The Metro headline of April 2nd, “Hillary: I am Rocky,” quotes Senator Hillary Clinton speaking to the Pennsylvania ALF-CIO. That statement provoked Joey Sweeney from to declare it as “a totally clueless, out-of-touch gaffe.” But the movie legend Rocky Bilboa came from Philadelphia, so Peter Madden, founder of Philadelphia branding agency Agile Cat thought it was brilliant. “It’s an immediate endearing of her and her brand to a local audience.”

Branding is all the rage these days, with consultants and firms popping up all over the US, ready to define and design your brand so that you and/or your product can bond with the groups that are key to your success.

Dance on camera is spreading around the world. But have we identified the audience that is a debatable key to our success? If we, as a group, were grooming a spokesperson, would we be able to clearly define dance on camera so that they could design a campaign around that definition and the targeted audience? A dream about dancing is a happy dream. It usually refers to a person’s way and level of feeling joy, happiness and a sense of victory and confidence. Dance is my dream and I will fulfill my all dreams.

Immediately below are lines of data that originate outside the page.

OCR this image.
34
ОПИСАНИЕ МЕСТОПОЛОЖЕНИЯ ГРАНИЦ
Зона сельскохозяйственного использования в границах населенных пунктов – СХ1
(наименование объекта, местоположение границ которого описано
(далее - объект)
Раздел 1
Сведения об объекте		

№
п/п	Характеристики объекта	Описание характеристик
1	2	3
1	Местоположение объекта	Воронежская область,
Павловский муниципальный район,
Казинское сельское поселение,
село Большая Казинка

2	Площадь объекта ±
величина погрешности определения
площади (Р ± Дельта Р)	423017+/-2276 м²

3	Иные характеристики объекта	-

Gradually it appears that dance on camera, as an artform with a history extending more than a century, appeals to dance lovers but even more to independent thinkers, seekers of innovative forms, poets, dreamers and rebels perhaps.

In this Ezine and the printed Journal for those who requested it, you can read reflections on this issue by Festival coordinator Latika Young and a caustic review of Dance for the Camera II which suggests the the name of the DVD was misleading because the reviewer expected to see the dance she knows and loves and not the more subtle form of poetic, kinetic movement that is so often prevalent in this artform.

We invite you to join in on the debate as to whether dance on camera needs brand therapy.